The case of the day is SCL Basilisk AG v. Agribusiness United Savannah Logistics LLC (11th Cir. 2017). SCL Basilisk AG chartered a ship, the SCL Basilisk, to Agribusiness United, which was to be used to carry grain from New Orleans to Portugal and Morocco. At Agribusiness’s request, Sonada Agro Limited (UK) LLC took Agribusiness’s place as charterer. Sonada issued a letter of indemnity (Agribusiness United was the guarantor) requiring Sonada to post security in case the ship was arrested or detained and to indemnify SCL Basilisk AG against damage. In fact, the ship was arrested in New Orleans for reasons that aren’t important to the case. Sonada was late in posting security, which caused SCL Basilisk AG nearly half a million dollars in damage. SCL therefore demanded arbitration in London.
SCL Basilisk sought security in aid of the arbitration in the federal court in Savannah, Georgia. It claimed it was entitled to relief under § 9-9-30 of the Georgia code, which provides:
Before or during arbitral proceedings, a party may request from a court an interim measure of protection, and a court may grant such measure, and such request shall not be deemed to be incompatible with an arbitration agreement.
The District Court denied relief, and SCL Basilisk appealed. The court began by holding that the federal attachment remedy in Supplemental Rule B, the rule that governs attachment and garnishment in in personam admiralty cases, did not apply, since under Rule B(1)(a), the rule only applies if the defendant is not found in the district, yet it was clear that Sonada and the other defendants were present in Georgia. Rule B(1)(e), however, also allows the use of “state-law remedies under Rule 64 for seizure of person or property for the purpose of securing satisfaction of the judgment.” SCL Basilisk point to a provision of Georgia’s enactment of the UNCITRAL Model Law (the version prior to the most recent amendments), which provided:
Before or during arbitral proceedings, a party may request from a court an interim measure of protection, and a court may grant such measure, and such request shall not be deemed to be incompatible with an arbitration agreement.

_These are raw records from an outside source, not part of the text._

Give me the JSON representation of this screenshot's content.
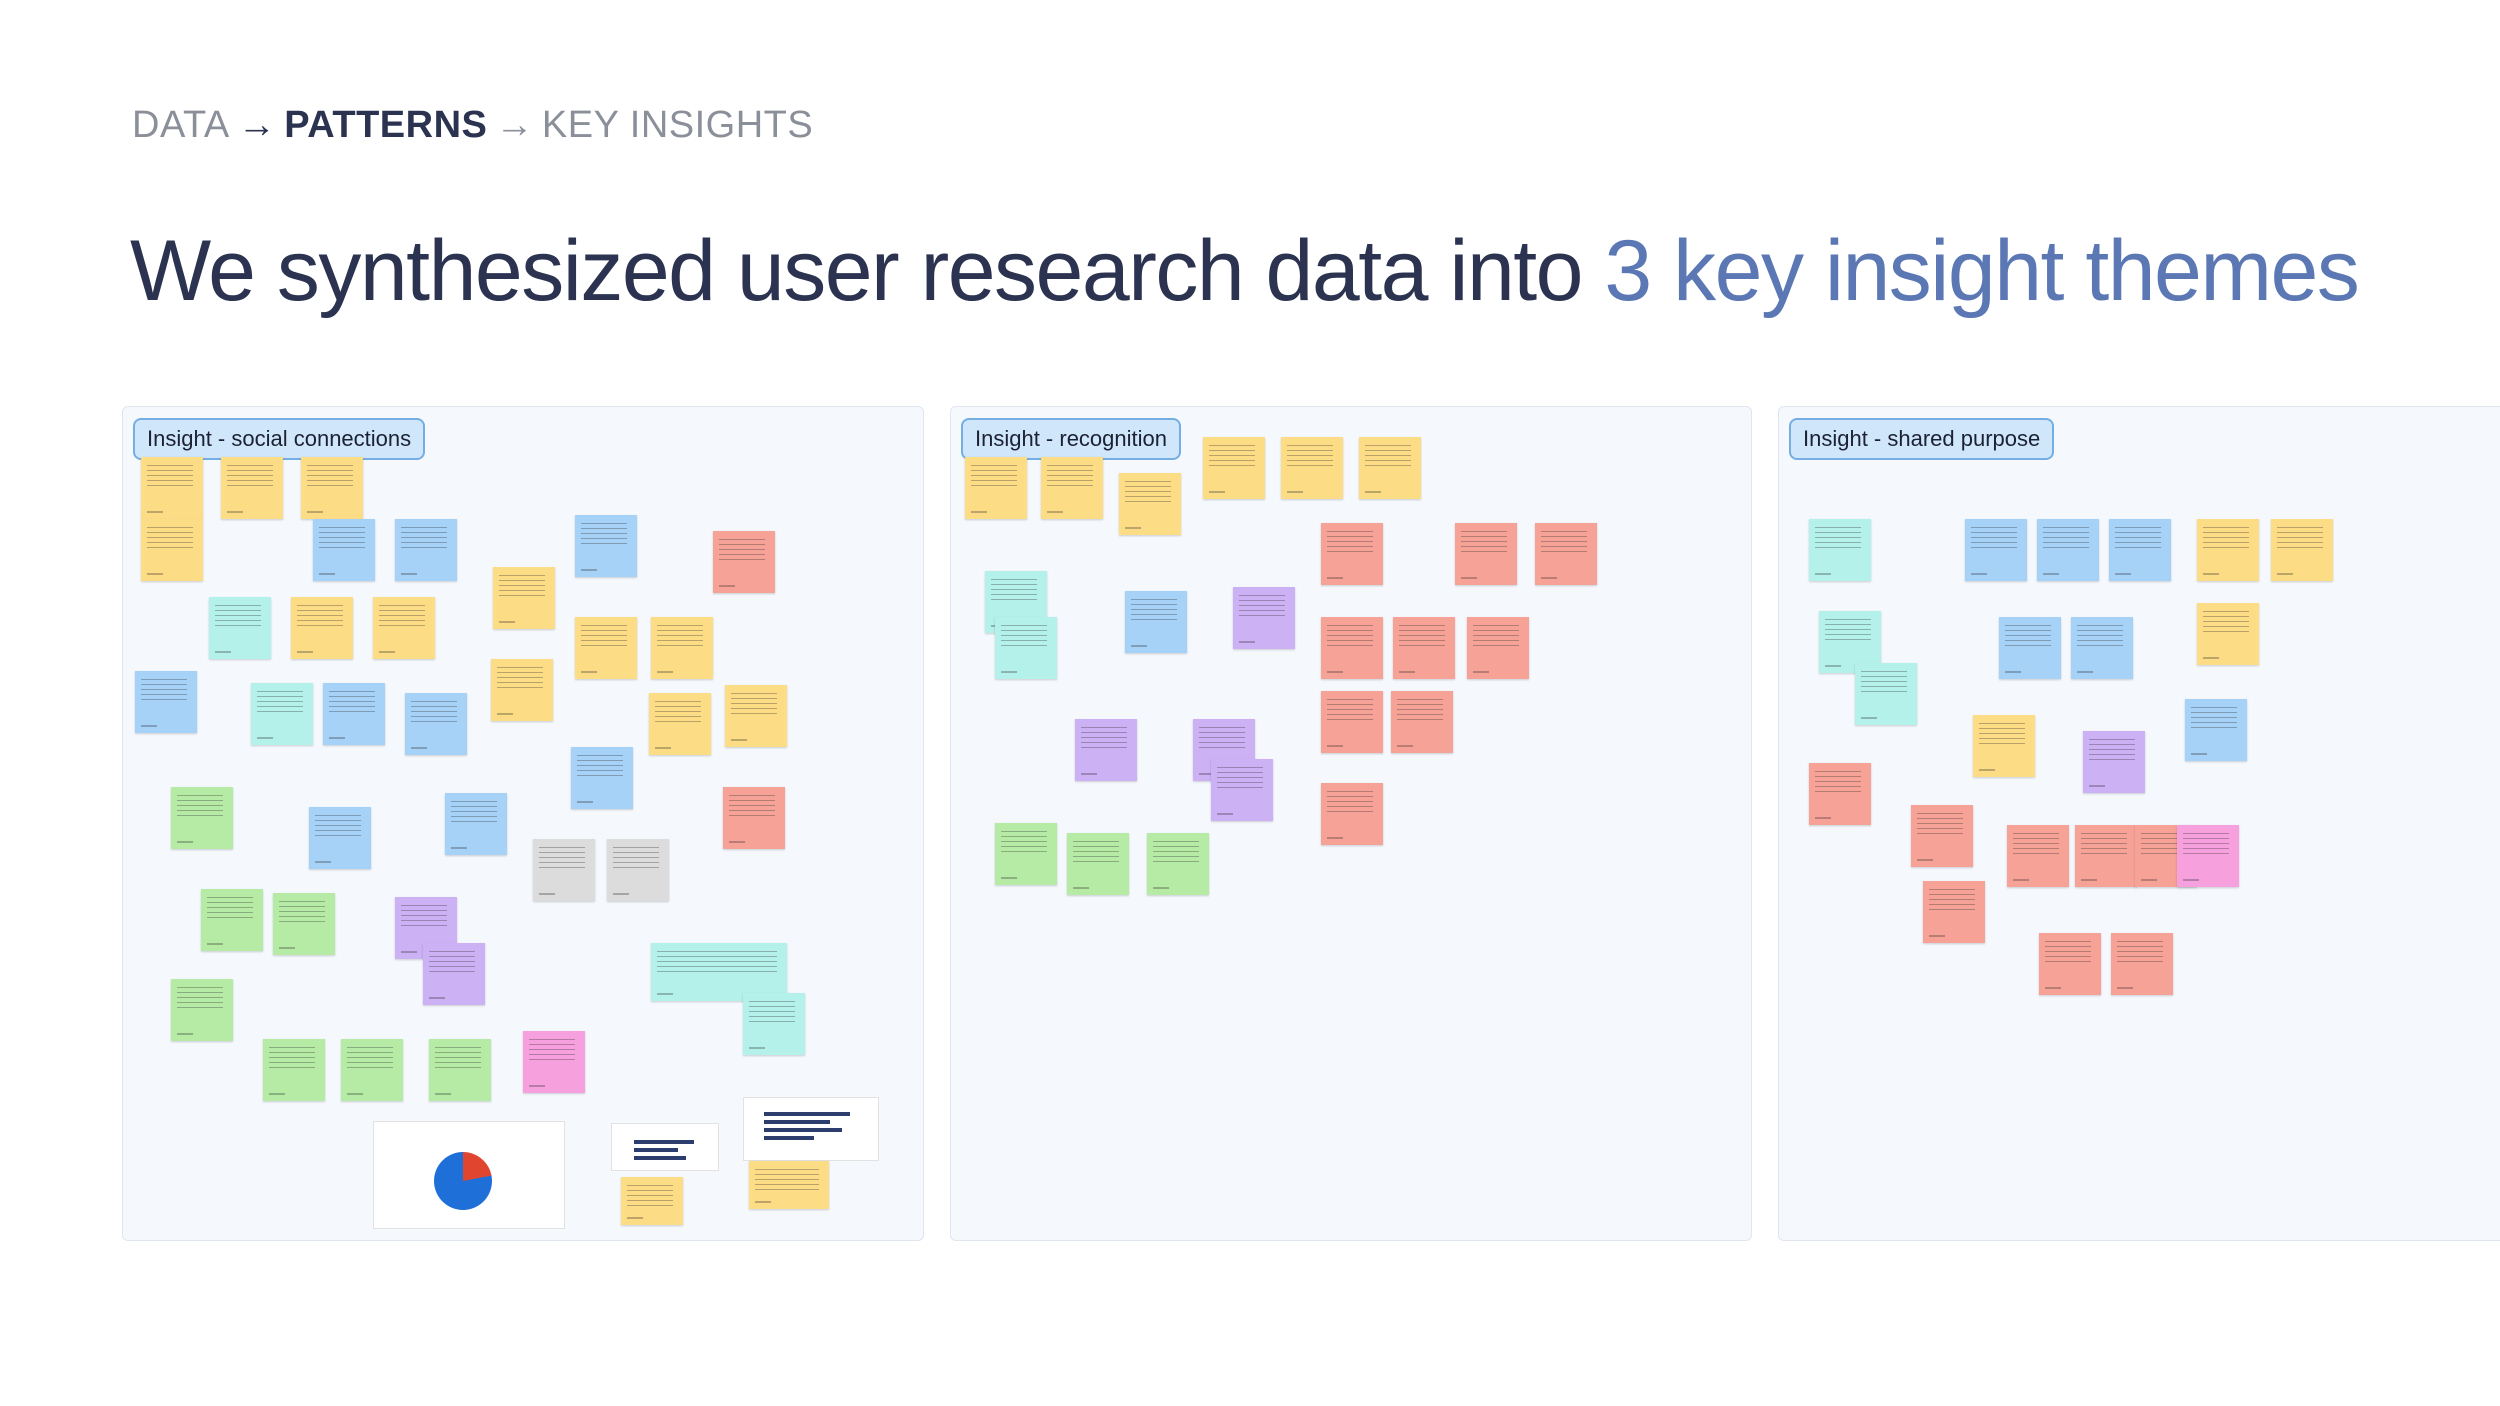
{
  "breadcrumb": {
    "step1": "DATA",
    "sep1": "→",
    "step2": "PATTERNS",
    "sep2": "→",
    "step3": "KEY INSIGHTS"
  },
  "headline": {
    "main": "We synthesized user research data into ",
    "accent": "3 key insight themes"
  },
  "boards": [
    {
      "label": "Insight - social connections"
    },
    {
      "label": "Insight - recognition"
    },
    {
      "label": "Insight - shared purpose"
    }
  ],
  "colors": {
    "title": "#2b3350",
    "accent": "#5b78b5",
    "breadcrumb_muted": "#8a8f99",
    "board_bg": "#f5f9fd",
    "tag_bg": "#cfe6fb",
    "tag_border": "#74aee3",
    "sticky_yellow": "#fddc86",
    "sticky_blue": "#a6d2f8",
    "sticky_purple": "#cdb1f5",
    "sticky_red": "#f7a296",
    "sticky_green": "#b6eba6",
    "sticky_teal": "#b4f1ea",
    "sticky_pink": "#f7a0de",
    "sticky_gray": "#dcdcdc"
  },
  "icons": {
    "arrow": "right-arrow-icon"
  }
}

But the court did not construe this provision as creating new remedies, but rather simply allowing the courts to impose whatever prejudgment remedies would otherwise be available notwithstanding the pendency of the arbitration. In other words, the statute aimed to put arbitrations on the same footing as litigation, not to create new remedies particular to arbitration. This reading is consistent with international commentaries on the UNCITRAL Model Law.

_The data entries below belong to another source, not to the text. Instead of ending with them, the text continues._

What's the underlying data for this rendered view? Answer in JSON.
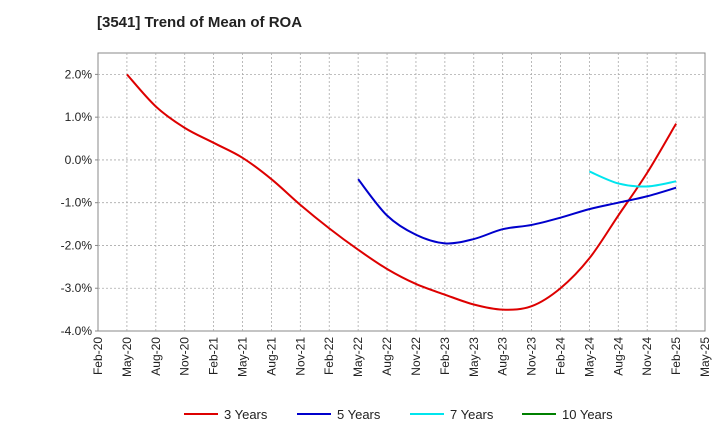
{
  "chart_data": {
    "type": "line",
    "title": "[3541]  Trend of Mean of ROA",
    "xlabel": "",
    "ylabel": "",
    "ylim": [
      -4.0,
      2.5
    ],
    "yticks": [
      2.0,
      1.0,
      0.0,
      -1.0,
      -2.0,
      -3.0,
      -4.0
    ],
    "ytick_labels": [
      "2.0%",
      "1.0%",
      "0.0%",
      "-1.0%",
      "-2.0%",
      "-3.0%",
      "-4.0%"
    ],
    "x_tick_labels": [
      "Feb-20",
      "May-20",
      "Aug-20",
      "Nov-20",
      "Feb-21",
      "May-21",
      "Aug-21",
      "Nov-21",
      "Feb-22",
      "May-22",
      "Aug-22",
      "Nov-22",
      "Feb-23",
      "May-23",
      "Aug-23",
      "Nov-23",
      "Feb-24",
      "May-24",
      "Aug-24",
      "Nov-24",
      "Feb-25",
      "May-25"
    ],
    "grid": true,
    "legend_position": "bottom",
    "series": [
      {
        "name": "3 Years",
        "color": "#dd0000",
        "x": [
          "May-20",
          "Aug-20",
          "Nov-20",
          "Feb-21",
          "May-21",
          "Aug-21",
          "Nov-21",
          "Feb-22",
          "May-22",
          "Aug-22",
          "Nov-22",
          "Feb-23",
          "May-23",
          "Aug-23",
          "Nov-23",
          "Feb-24",
          "May-24",
          "Aug-24",
          "Nov-24",
          "Feb-25"
        ],
        "values": [
          2.0,
          1.25,
          0.75,
          0.4,
          0.05,
          -0.45,
          -1.05,
          -1.6,
          -2.1,
          -2.55,
          -2.9,
          -3.15,
          -3.38,
          -3.5,
          -3.42,
          -3.0,
          -2.3,
          -1.3,
          -0.3,
          0.85
        ]
      },
      {
        "name": "5 Years",
        "color": "#0000cc",
        "x": [
          "May-22",
          "Aug-22",
          "Nov-22",
          "Feb-23",
          "May-23",
          "Aug-23",
          "Nov-23",
          "Feb-24",
          "May-24",
          "Aug-24",
          "Nov-24",
          "Feb-25"
        ],
        "values": [
          -0.45,
          -1.3,
          -1.75,
          -1.95,
          -1.85,
          -1.62,
          -1.52,
          -1.35,
          -1.15,
          -1.0,
          -0.85,
          -0.65
        ]
      },
      {
        "name": "7 Years",
        "color": "#00e5ee",
        "x": [
          "May-24",
          "Aug-24",
          "Nov-24",
          "Feb-25"
        ],
        "values": [
          -0.27,
          -0.55,
          -0.62,
          -0.5
        ]
      },
      {
        "name": "10 Years",
        "color": "#008000",
        "x": [],
        "values": []
      }
    ]
  }
}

SCL Basilisk argued, as a last resort, that the court had equitable power under maritime law to grant relief. It’s true that the courts have inherent powers in admiralty, but only to the extent they had such powers at the time of the adoption of the Constitution. In the late eighteenth century an admiralty court could arrest a vessel at the start of an action for the purpose of obtaining jurisdiction, but not for the purpose of obtaining security against an eventual judgment. The basis of a maritime attachment, in other words, is different from the basis of attachment at common law. (I think it would be possible to question this conclusion, since at common law attachment was also used as a way of obtaining jurisdiction or forcing the defendant to appear; but that’s a matter for another post).
In short, the court affirmed the denial of relief on the grounds that neither Supplemental Rule B nor its inherent admiralty powers authorized the relief sought.